Each group gets an id dimension from the template. It’s an unlimited dimension, so rows can be appended later without restructuring the file. Its length matches the number of rows in the group’s DataFrame.

with Dataset(dest, 'r', format='NETCDF4') as nc:
    for grp_name in ('seawater', 'biota'):
        grp = nc.groups[grp_name]
        test_eq('id' in grp.dimensions, True)
        test_eq(grp.dimensions['id'].isunlimited(), True)
        test_eq(len(grp.dimensions['id']), len(dfs[grp_name.upper()]))

Groups and variables

Each key in dfs becomes a NetCDF group. Within each group, only the variables matching the DataFrame columns are created. So biota gets a species variable while seawater doesn’t.

with Dataset(dest, 'r', format='NETCDF4') as nc:
    test_eq(list(nc.groups.keys()), ['seawater', 'biota'])

    sw_vars = list(nc['seawater'].variables.keys())
    bio_vars = list(nc['biota'].variables.keys())
    test_eq('species' in bio_vars, True)
    test_eq('species' in sw_vars, False)

Variable values

Each DataFrame column becomes the corresponding NetCDF variable. The mapping goes through NC_VARS, so VALUE becomes value, LAT becomes lat, and so on.

with Dataset(dest, 'r', format='NETCDF4') as nc:
    sw = nc['seawater']
    test_eq(list(sw['id'][:]), [0, 1, 2])
    test_eq(list(sw['lon'][:]), [141.0, 142.0, 143.0])
    test_eq(list(sw['lat'][:]), [37.3, 38.3, 39.3])
    test_eq(list(sw['value'][:]), [0.1, 1.1, 2.1])

Enum types

Columns backed by a controlled vocabulary (area, nuclide, species, …) use NetCDF enum types rather than plain integers.

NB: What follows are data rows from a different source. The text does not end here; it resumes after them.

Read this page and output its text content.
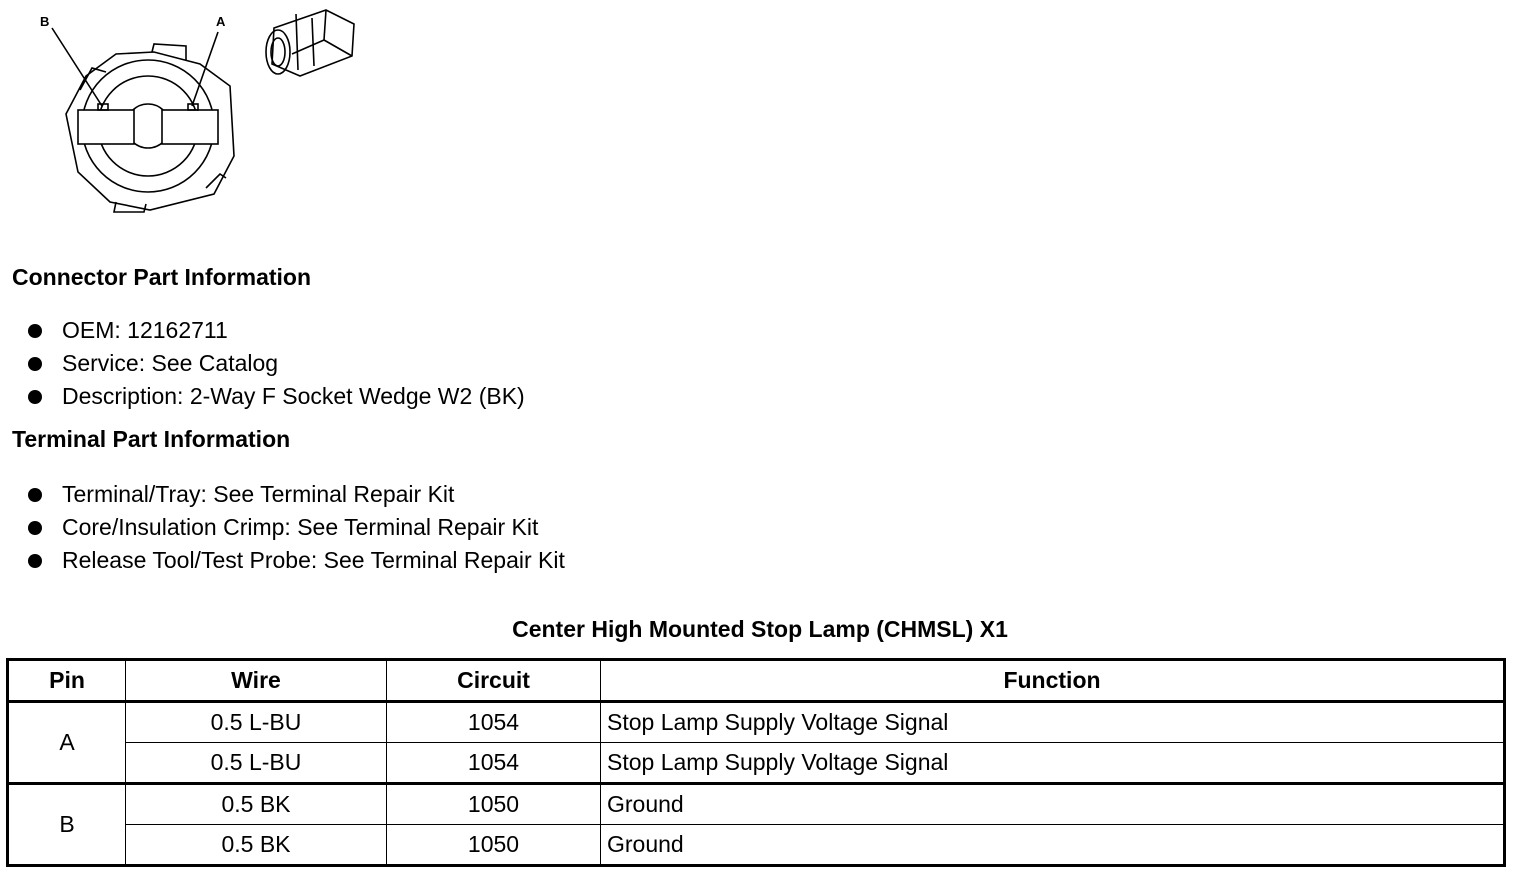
B	A
Connector Part Information
OEM: 12162711
Service: See Catalog
Description: 2-Way F Socket Wedge W2 (BK)
Terminal Part Information
Terminal/Tray: See Terminal Repair Kit
Core/Insulation Crimp: See Terminal Repair Kit
Release Tool/Test Probe: See Terminal Repair Kit
Center High Mounted Stop Lamp (CHMSL) X1
Pin	Wire	Circuit	Function
A	0.5 L-BU	1054	Stop Lamp Supply Voltage Signal
	0.5 L-BU	1054	Stop Lamp Supply Voltage Signal
B	0.5 BK	1050	Ground
	0.5 BK	1050	Ground
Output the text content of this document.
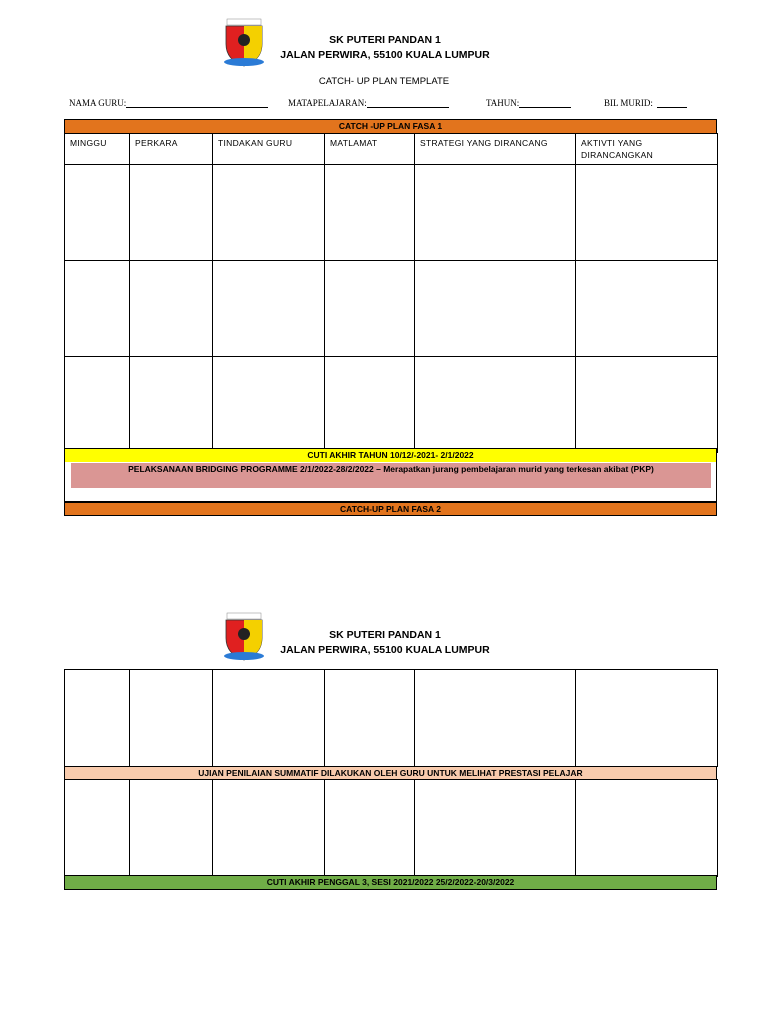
SK PUTERI PANDAN 1
JALAN PERWIRA, 55100 KUALA LUMPUR
CATCH- UP PLAN TEMPLATE
NAMA GURU:	MATAPELAJARAN:	TAHUN:	BIL MURID:
CATCH -UP PLAN FASA 1
MINGGU	PERKARA	TINDAKAN GURU	MATLAMAT	STRATEGI YANG DIRANCANG	AKTIVTI YANG DIRANCANGKAN

CUTI AKHIR TAHUN 10/12/-2021- 2/1/2022
PELAKSANAAN BRIDGING PROGRAMME 2/1/2022-28/2/2022 – Merapatkan jurang pembelajaran murid yang terkesan akibat (PKP)
CATCH-UP PLAN FASA 2
SK PUTERI PANDAN 1
JALAN PERWIRA, 55100 KUALA LUMPUR

UJIAN PENILAIAN SUMMATIF DILAKUKAN OLEH GURU UNTUK MELIHAT PRESTASI PELAJAR

CUTI AKHIR PENGGAL 3, SESI 2021/2022 25/2/2022-20/3/2022
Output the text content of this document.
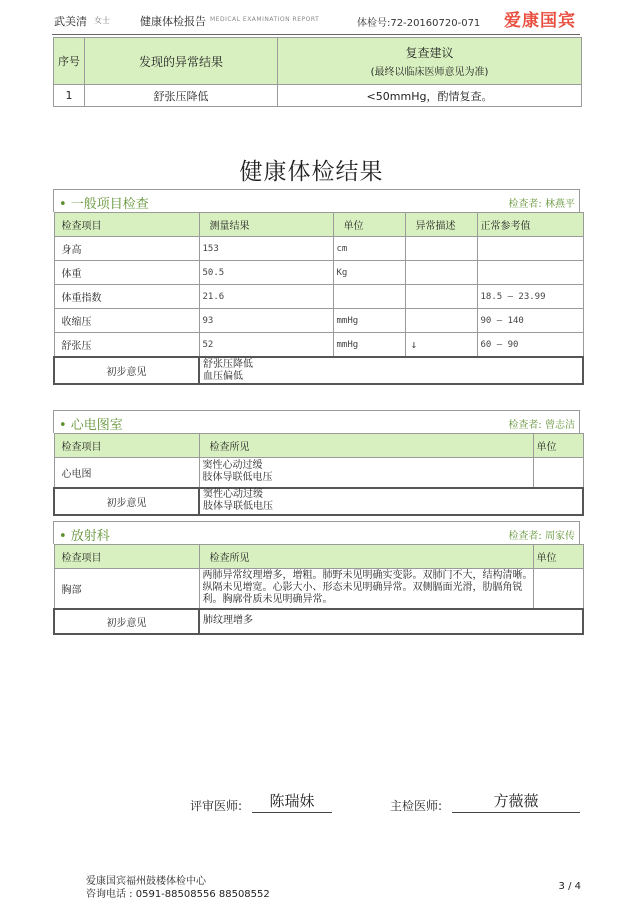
武美清 女士	健康体检报告 MEDICAL EXAMINATION REPORT	体检号:72-20160720-071 爱康国宾
序号	发现的异常结果	复查建议
(最终以临床医师意见为准)

1	舒张压降低	<50mmHg，酌情复查。
健康体检结果
• 一般项目检查	检查者: 林燕平
检查项目	测量结果	单位	异常描述	正常参考值
身高	153	cm		
体重	50.5	Kg		
体重指数	21.6			18.5 — 23.99
收缩压	93	mmHg		90 — 140
舒张压	52	mmHg	↓	60 — 90
初步意见	舒张压降低
血压偏低			
• 心电图室	检查者: 曾志洁
检查项目	检查所见	单位
心电图	窦性心动过缓
肢体导联低电压	

初步意见	窦性心动过缓
肢体导联低电压	
• 放射科	检查者: 周家传
检查项目	检查所见	单位
胸部	两肺异常纹理增多，增粗。肺野未见明确实变影。双肺门不大，结构清晰。纵隔未见增宽。心影大小、形态未见明确异常。双侧膈面光滑，肋膈角锐利。胸廓骨质未见明确异常。	
初步意见	肺纹理增多	
评审医师:	陈瑞妹	主检医师:	方薇薇
爱康国宾福州鼓楼体检中心
咨询电话 : 0591-88508556 88508552
3 / 4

NetCDF enums store values as plain integers (int64) on disk, with a human-readable label mapping attached as metadata. The file stores [1, 2, 3, 3] as int64, but ncdump or netCDF4-python display them as species names. You can inspect this directly:

with Dataset(dest, 'r', format='NETCDF4') as nc:
    species = nc['biota']['species']
    print("Enum name:    ", species.datatype.name)
    print("On-disk type: ", species.dtype)
    print("Raw values:   ", species[:])
    mapping = species.datatype.enum_dict
    for k, v in list(mapping.items())[:5]:
        print(f"  {v} → '{k}'")
Enum name:     species_t
On-disk type:  int64
Raw values:    [1 2 3 3]
  0 → 'NOT AVAILABLE'
  1 → 'Aristeus antennatus'
  2 → 'Apostichopus'
  3 → 'Saccharina japonica var religiosa'
  4 → 'Siganus fuscescens'

The test confirms that species is a proper NetCDF enum type, coordinates like lon are stored as plain float32, and free-text fields like station use the NetCDF VLType (variable-length string).

with Dataset(dest, 'r', format='NETCDF4') as nc:
    biota = nc['biota']
    test_eq('EnumType' in str(type(biota['species'].datatype)), True)
    test_eq(biota['lon'].dtype, np.float32)
    sw = nc['seawater']
    test_eq(sw['station'].datatype.__class__.__name__, 'VLType')